Berliner Gemecker

Die Berliner Tanguera Berta hat über’s Wochenende Besuch von ihrer Freundin Petra aus der deutschen „Tangoprovinz“. Sie sitzen bei zwei Soja-Latte in einem Hipster-Café in Mitte und schmieden Milonga-Pläne.

Petra: Wow, ihr habt sogar eine App nur für eure Milongas.

Berta: Ja. Nun lass mal schauen, was morgen so stattfindet.

 Sie klickt auf das Display.

Petra (begeistert): Wahnsinn, zehn Milongas an einem einzigen Samstag. So viele gibt’s bei uns noch nicht einmal in der ganzen Woche.

Berta (genervt): Na toll, hätten sich die Veranstalter nicht besser absprechen können. Dann ist wieder nirgends richtig was los, und man muss genau gucken, wo man hingeht und rumfragen, wer wo ist. Das ist echt anstrengend.

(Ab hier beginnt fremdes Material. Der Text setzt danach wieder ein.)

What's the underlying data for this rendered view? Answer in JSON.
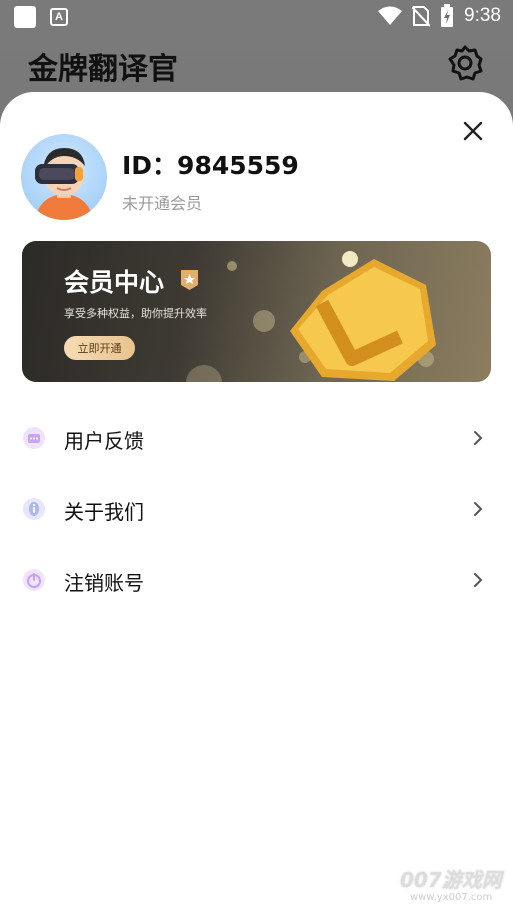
{
  "status_bar": {
    "time": "9:38",
    "icons": [
      "notification-square-icon",
      "text-a-icon",
      "wifi-icon",
      "no-sim-icon",
      "battery-charging-icon"
    ]
  },
  "background_app": {
    "title": "金牌翻译官",
    "settings_icon": "gear-icon"
  },
  "profile": {
    "id_text": "ID：9845559",
    "member_status": "未开通会员"
  },
  "banner": {
    "title": "会员中心",
    "subtitle": "享受多种权益，助你提升效率",
    "button_label": "立即开通"
  },
  "menu": {
    "items": [
      {
        "label": "用户反馈",
        "icon": "feedback-chat-icon"
      },
      {
        "label": "关于我们",
        "icon": "info-icon"
      },
      {
        "label": "注销账号",
        "icon": "power-icon"
      }
    ]
  },
  "watermark": {
    "brand": "007游戏网",
    "url": "www.yx007.com"
  },
  "colors": {
    "sheet_bg": "#ffffff",
    "banner_dark": "#2c2a27",
    "gold": "#f2c24a",
    "button_gold": "#e8c38e"
  }
}
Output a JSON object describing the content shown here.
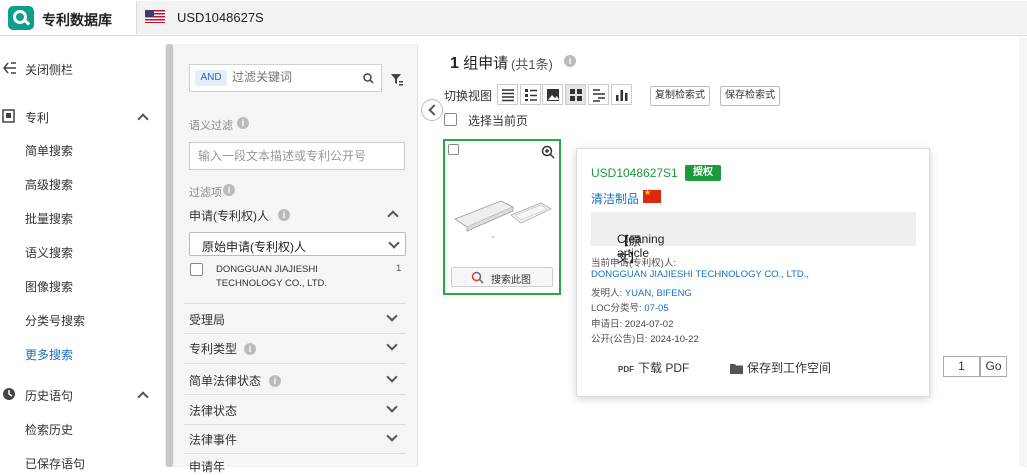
{
  "app": {
    "title": "专利数据库"
  },
  "search": {
    "value": "USD1048627S"
  },
  "sidebar": {
    "close_label": "关闭侧栏",
    "patent_section": "专利",
    "items": [
      "简单搜索",
      "高级搜索",
      "批量搜索",
      "语义搜索",
      "图像搜索",
      "分类号搜索",
      "更多搜索"
    ],
    "history_section": "历史语句",
    "history_items": [
      "检索历史",
      "已保存语句"
    ],
    "active_color": "#1a6fc0"
  },
  "filter": {
    "and_label": "AND",
    "keyword_placeholder": "过滤关键词",
    "semantic_label": "语义过滤",
    "semantic_placeholder": "输入一段文本描述或专利公开号",
    "filters_label": "过滤项",
    "applicant_header": "申请(专利权)人",
    "applicant_select": "原始申请(专利权)人",
    "applicant_options": [
      {
        "name": "DONGGUAN JIAJIESHI TECHNOLOGY CO., LTD.",
        "count": "1"
      }
    ],
    "sections": [
      "受理局",
      "专利类型",
      "简单法律状态",
      "法律状态",
      "法律事件",
      "申请年"
    ]
  },
  "results": {
    "group_count": "1",
    "group_label": "组申请",
    "total": "(共1条)",
    "view_label": "切换视图",
    "copy_query": "复制检索式",
    "save_query": "保存检索式",
    "select_page": "选择当前页",
    "search_image": "搜索此图"
  },
  "patent": {
    "number": "USD1048627S1",
    "status": "授权",
    "title": "清洁制品",
    "original_label": "【原文】",
    "original_title": "Cleaning article",
    "applicant_label": "当前申请(专利权)人:",
    "applicant": "DONGGUAN JIAJIESHI TECHNOLOGY CO., LTD.,",
    "inventor_label": "发明人:",
    "inventor": "YUAN, BIFENG",
    "loc_label": "LOC分类号:",
    "loc": "07-05",
    "app_date_label": "申请日:",
    "app_date": "2024-07-02",
    "pub_date_label": "公开(公告)日:",
    "pub_date": "2024-10-22",
    "download_pdf": "下载 PDF",
    "pdf_tag": "PDF",
    "save_workspace": "保存到工作空间"
  },
  "pager": {
    "page": "1",
    "go": "Go"
  },
  "colors": {
    "brand": "#0f9d8c",
    "granted": "#1b9a3c",
    "link": "#1a6fc0"
  }
}
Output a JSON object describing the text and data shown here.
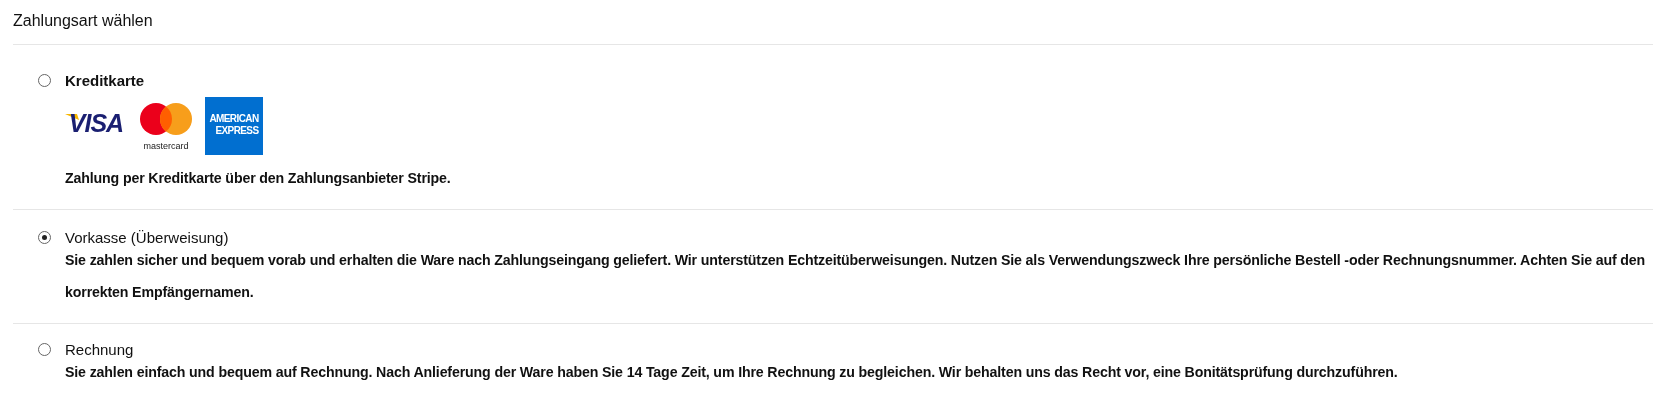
{
  "heading": "Zahlungsart wählen",
  "options": [
    {
      "label": "Kreditkarte",
      "selected": false,
      "card_logos": [
        {
          "kind": "visa",
          "lines": [
            "VISA"
          ]
        },
        {
          "kind": "mastercard",
          "lines": [
            "mastercard"
          ]
        },
        {
          "kind": "amex",
          "lines": [
            "AMERICAN",
            "EXPRESS"
          ]
        }
      ],
      "description": "Zahlung per Kreditkarte über den Zahlungsanbieter Stripe."
    },
    {
      "label": "Vorkasse (Überweisung)",
      "selected": true,
      "description": "Sie zahlen sicher und bequem vorab und erhalten die Ware nach Zahlungseingang geliefert. Wir unterstützen Echtzeitüberweisungen. Nutzen Sie als Verwendungszweck Ihre persönliche Bestell -oder Rechnungsnummer. Achten Sie auf den korrekten Empfängernamen."
    },
    {
      "label": "Rechnung",
      "selected": false,
      "description": "Sie zahlen einfach und bequem auf Rechnung. Nach Anlieferung der Ware haben Sie 14 Tage Zeit, um Ihre Rechnung zu begleichen. Wir behalten uns das Recht vor, eine Bonitätsprüfung durchzuführen."
    }
  ]
}
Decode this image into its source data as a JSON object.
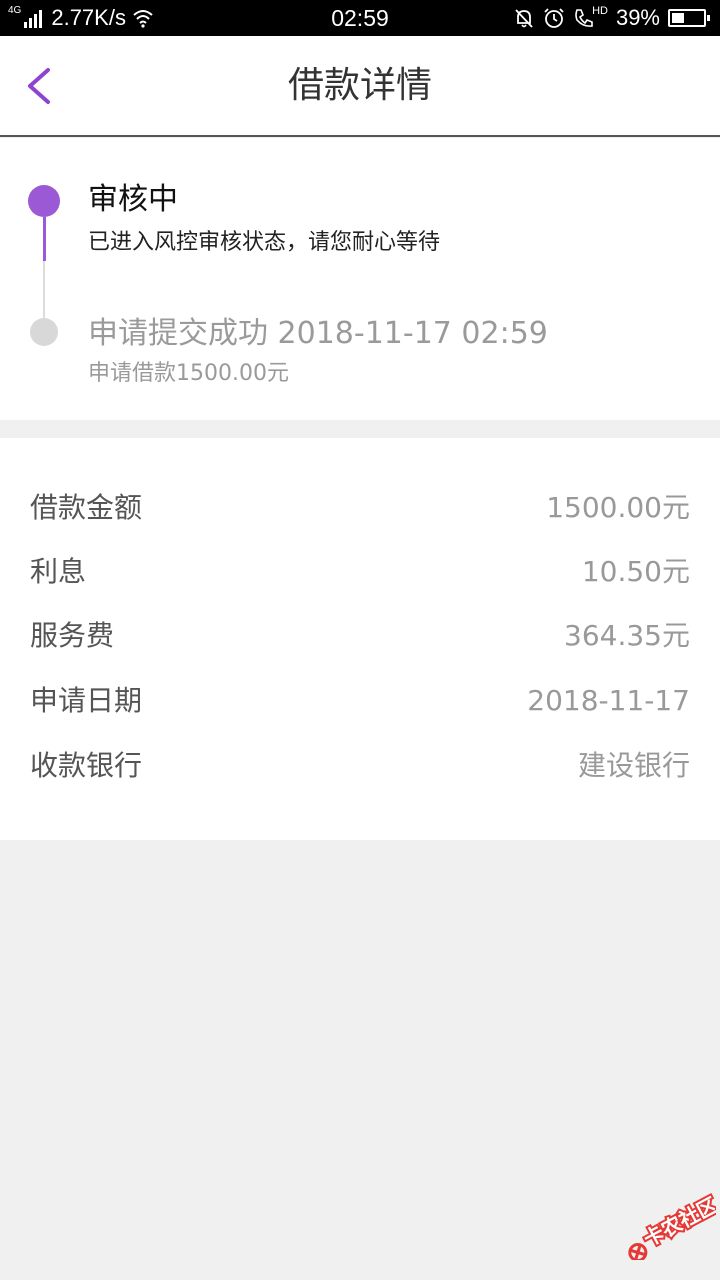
{
  "status_bar": {
    "network_type": "4G",
    "speed": "2.77K/s",
    "time": "02:59",
    "hd_label": "HD",
    "battery_percent": "39%",
    "battery_level": 0.39
  },
  "header": {
    "title": "借款详情",
    "accent_color": "#9b59d6"
  },
  "timeline": [
    {
      "title": "审核中",
      "subtitle": "已进入风控审核状态，请您耐心等待",
      "state": "active"
    },
    {
      "title": "申请提交成功 2018-11-17 02:59",
      "subtitle": "申请借款1500.00元",
      "state": "done"
    }
  ],
  "details": [
    {
      "label": "借款金额",
      "value": "1500.00元"
    },
    {
      "label": "利息",
      "value": "10.50元"
    },
    {
      "label": "服务费",
      "value": "364.35元"
    },
    {
      "label": "申请日期",
      "value": "2018-11-17"
    },
    {
      "label": "收款银行",
      "value": "建设银行"
    }
  ],
  "watermark": {
    "text": "卡农社区",
    "icons": [
      "back-chevron-icon",
      "signal-icon",
      "wifi-icon",
      "bell-off-icon",
      "alarm-icon",
      "call-hd-icon",
      "battery-icon",
      "watermark-logo-icon"
    ]
  }
}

Sie schaut auf das Tablet und fährt dann fort:

Berta: Du musst das aber differenziert betrachtet, am besten nach dem Ausschlussprinzip: Also diese Milonga hier (sie zeigt auf das Display) kannst du vergessen, das Tanzniveau ist echt schlecht, der Boden untanzbar und die Ronda nahezu gefährlich. Und zu dieser Milonga müssen wir auch nicht gehen, da tanzen nur die üblichen Cliquen unter sich, ein herzliches Willkommen für Neue erwartet man vergebens. Naja und dort sollten wir auch nicht hin, denn das Publikum ist einfach nicht unsere Altersklasse.

Petra: Was heißt das denn konkret?

Berta: Die sind alle mindestens 10 Jahre älter, wenn nicht noch mehr.

Petra: Ah, na das ist bei uns der Normalzustand, daran bin ich also gewöhnt.

Berta: Lass mal weiterschauen…diese Milonga fällt raus, die spielen komische Musik und für meinen Geschmack zu wenig traditionell. Ach und schade, diese Milonga mag ich eigentlich gern, aber der DJ geht gar nicht, bei seiner Musik kriege ich die Krise.

Petra (seufzt): Hach, ich möchte mir auch mal die Milonga nach dem DJ aussuchen können, was ein Luxus. (Sie beugt sich über das Tablet auf dem Tisch.) Und was ist mit dieser Milonga hier? Der Name klingt schön.

Berta: Da war ich noch nie und das obwohl ich nun auch schon eine Weile Tango tanze. Ich glaube, man verpasst nichts, wenn man da nicht hingeht.

Petra: Hm, und diese hier?

Berta: Das ist eine Milonga der Queer-Szene. Sehr nette Atmosphäre, aber eben anders. Musst du wissen, ob du das für deinen Berlinbesuch möchtest.

Petra: Interessant wäre es schon, aber erstmal würde ich gern die typischen Berliner Milongas kennenlernen. Was ist mit dieser?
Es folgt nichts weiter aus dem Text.